The Keystone Pipeline to take crude oil from Canada to refineries on the U.S. gulf coast should be supported.
If we don’t build the pipeline:
• We’ll remain as dependent as ever on oil from unreliable sources.
• We’ll continue to have to pay to ensure dangerous trade routes stay open (e.g. Strait of Hormuz).
• We’ll continue to be limited in our ability to deal with the likes of Iran.
• The oil will be shipped overseas and burned anyway, so the carbon emissions will NOT be avoided (the Canadian prime minister has said they’ll build a pipeline to Vancouver BC and export the oil to China).
• The oil will still get refined, but U.S. companies will have been denied the opportunity to add value and do business.
If we do build the pipeline:
• The problems above will be avoided.
• We don’t necessarily have to use the output from the pipeline in the U.S. If we were (by some miracle) to develop an energy policy so effective that we didn’t need the refined products, they could be sold.
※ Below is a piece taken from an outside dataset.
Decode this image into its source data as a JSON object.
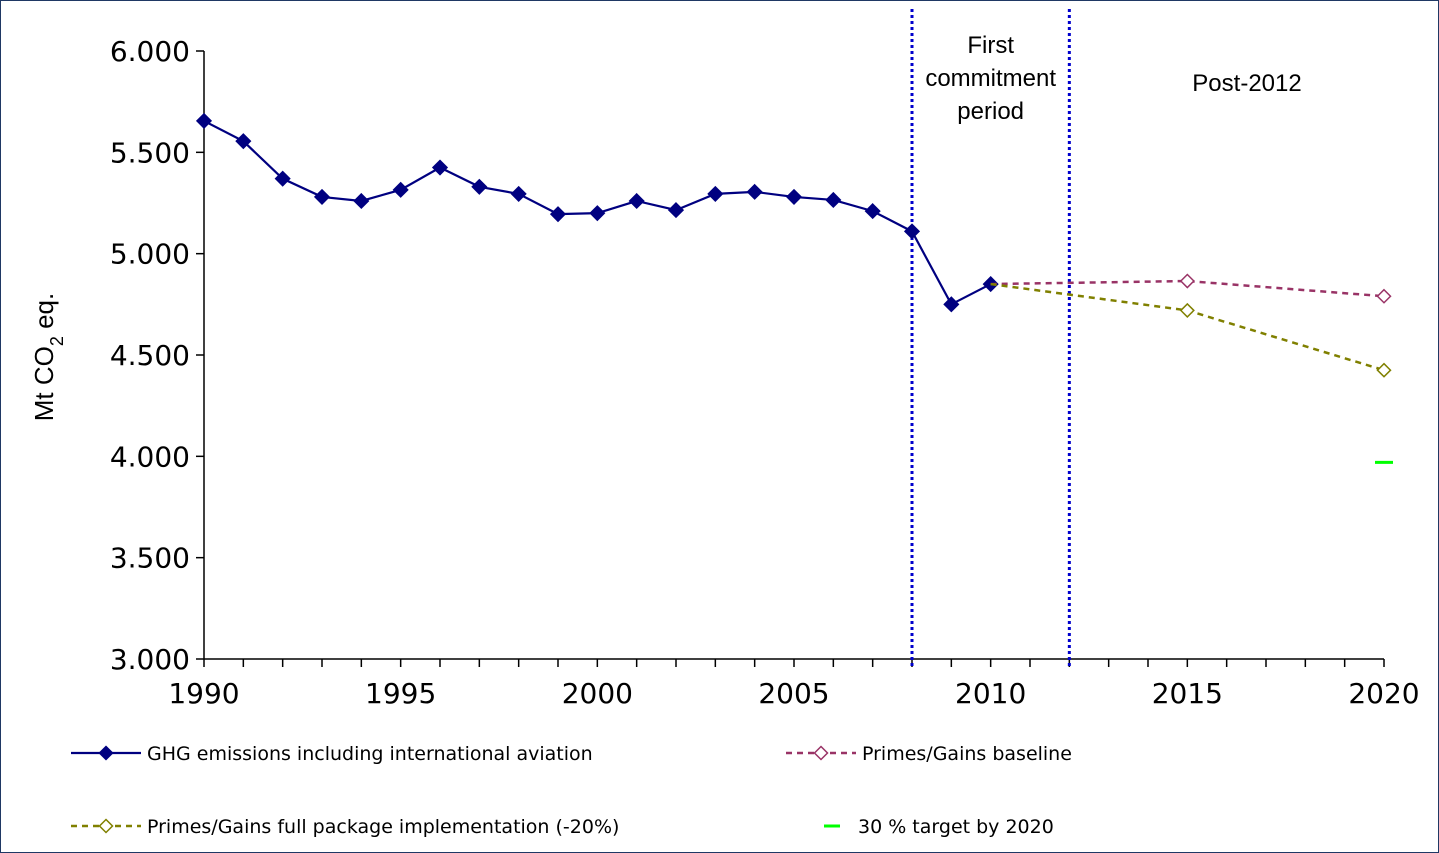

• Many jobs will be created. Far more than the lower-end estimates some have made. There is no way a 1,700 mile long pipeline can be built without a tremendous amount of human effort. True they would be “temporary,” but still spread over the years. Furthermore, the same could be said for cars and houses: construction of each is a one-time task, but add them all up and you end up with an economy.